Jordanian association football club from Madaba

Al-Wihdeh Sports Club (نادي الوحدة) is a Jordanian football club based in Madaba Camp, Jordan. It currently competes in the Jordanian Second Division League, the third tier of Jordanian football.

==History==
Al-Wihdeh is a club that represents Madaba Camp, a Palestinian refugee camp within Jordan. As a sports, cultural and social club, they have aided refugee children in the area to help support the opening of the Madaba Girls School Learning Support Centre, coordinating with the UNRWA. They have put out other initiatives that go beyond football, such as hosting poetry events or military camps to further benefit their community.

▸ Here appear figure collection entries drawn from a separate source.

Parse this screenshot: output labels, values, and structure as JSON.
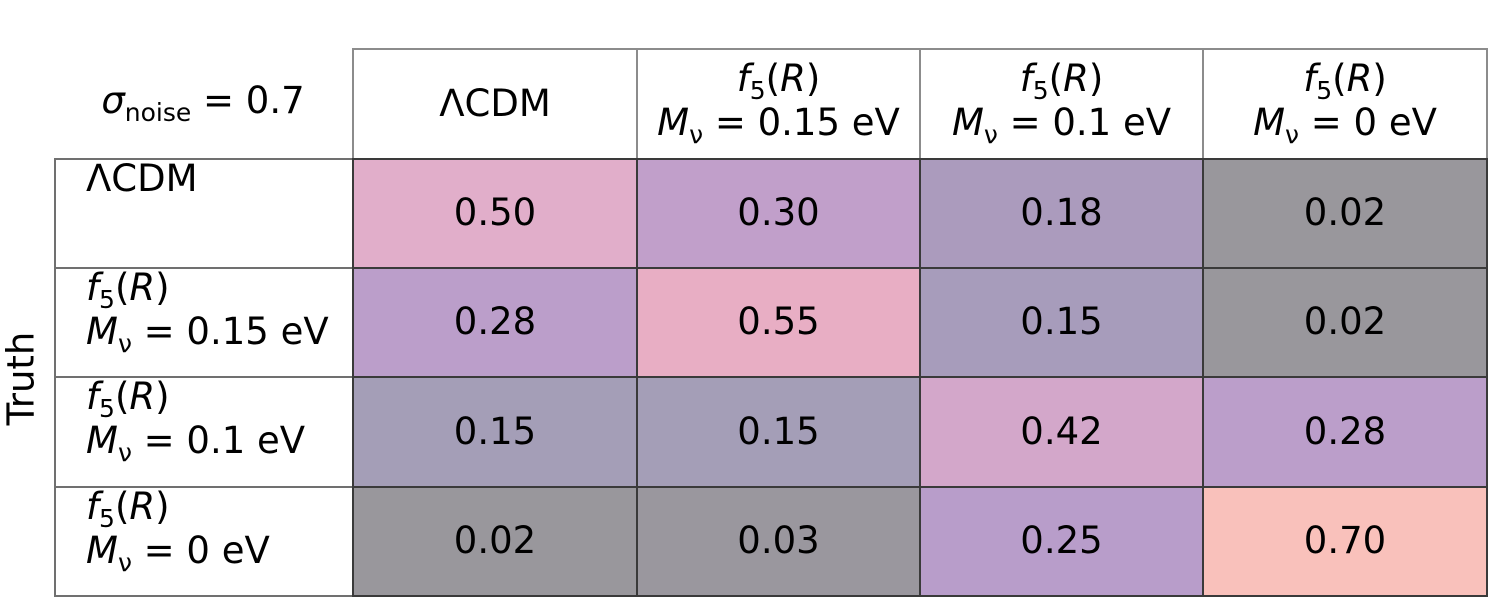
{
  "chart_data": {
    "type": "heatmap",
    "corner_label": {
      "symbol": "σ",
      "subscript": "noise",
      "rest": " = 0.7"
    },
    "ylabel": "Truth",
    "xlabel": "",
    "columns": [
      {
        "line1": "ΛCDM",
        "line2": ""
      },
      {
        "line1": "f5(R)",
        "line2": "Mν = 0.15 eV"
      },
      {
        "line1": "f5(R)",
        "line2": "Mν = 0.1 eV"
      },
      {
        "line1": "f5(R)",
        "line2": "Mν = 0 eV"
      }
    ],
    "rows": [
      {
        "line1": "ΛCDM",
        "line2": ""
      },
      {
        "line1": "f5(R)",
        "line2": "Mν = 0.15 eV"
      },
      {
        "line1": "f5(R)",
        "line2": "Mν = 0.1 eV"
      },
      {
        "line1": "f5(R)",
        "line2": "Mν = 0 eV"
      }
    ],
    "values": [
      [
        "0.50",
        "0.30",
        "0.18",
        "0.02"
      ],
      [
        "0.28",
        "0.55",
        "0.15",
        "0.02"
      ],
      [
        "0.15",
        "0.15",
        "0.42",
        "0.28"
      ],
      [
        "0.02",
        "0.03",
        "0.25",
        "0.70"
      ]
    ],
    "colors": [
      [
        "#e1aeca",
        "#c19fca",
        "#ab9bbd",
        "#99979c"
      ],
      [
        "#bb9eca",
        "#e8aec4",
        "#a79cbb",
        "#99979c"
      ],
      [
        "#a49eb7",
        "#a49eb7",
        "#d3a7ca",
        "#bb9eca"
      ],
      [
        "#99979c",
        "#9a979e",
        "#b89dca",
        "#f9c1bb"
      ]
    ]
  }
}
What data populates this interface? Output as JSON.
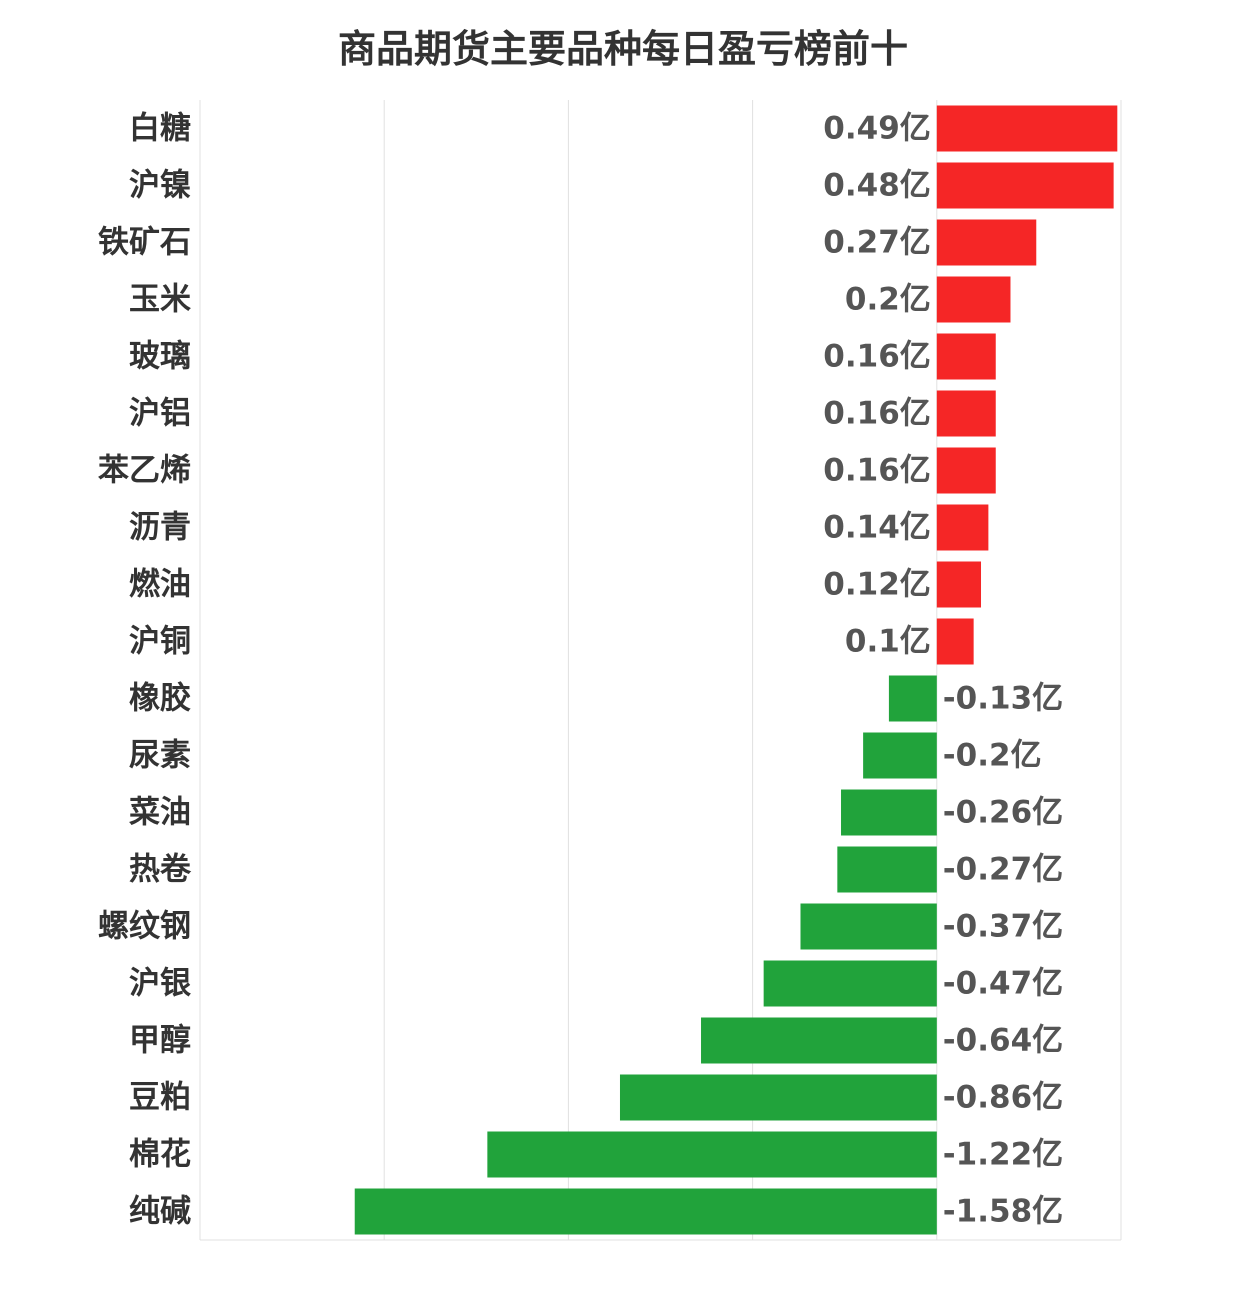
{
  "chart_data": {
    "type": "bar",
    "orientation": "horizontal",
    "title": "商品期货主要品种每日盈亏榜前十",
    "xlabel": "",
    "ylabel": "",
    "unit": "亿",
    "xlim": [
      -2.0,
      0.5
    ],
    "grid": true,
    "categories": [
      "白糖",
      "沪镍",
      "铁矿石",
      "玉米",
      "玻璃",
      "沪铝",
      "苯乙烯",
      "沥青",
      "燃油",
      "沪铜",
      "橡胶",
      "尿素",
      "菜油",
      "热卷",
      "螺纹钢",
      "沪银",
      "甲醇",
      "豆粕",
      "棉花",
      "纯碱"
    ],
    "values": [
      0.49,
      0.48,
      0.27,
      0.2,
      0.16,
      0.16,
      0.16,
      0.14,
      0.12,
      0.1,
      -0.13,
      -0.2,
      -0.26,
      -0.27,
      -0.37,
      -0.47,
      -0.64,
      -0.86,
      -1.22,
      -1.58
    ],
    "labels": [
      "0.49亿",
      "0.48亿",
      "0.27亿",
      "0.2亿",
      "0.16亿",
      "0.16亿",
      "0.16亿",
      "0.14亿",
      "0.12亿",
      "0.1亿",
      "-0.13亿",
      "-0.2亿",
      "-0.26亿",
      "-0.27亿",
      "-0.37亿",
      "-0.47亿",
      "-0.64亿",
      "-0.86亿",
      "-1.22亿",
      "-1.58亿"
    ],
    "colors": {
      "positive": "#f52626",
      "negative": "#21a33b",
      "grid": "#e0e0e0",
      "text": "#333333",
      "value_text": "#555555"
    }
  }
}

While it had a strong foundation as a club, it realized on 6 October 2019 that it needed to better promote the youth, including the promotion of sports clubs to the community. Among other initiatives, Al-Wihdeh pledged to support 12 cultural sports clubs with 80,000 Jordanian dinars.

As a football club, Al-Wihdeh was noted to have been led by manager Qusay Al-Faqha, during the 2022 Jordanian Second Division League season.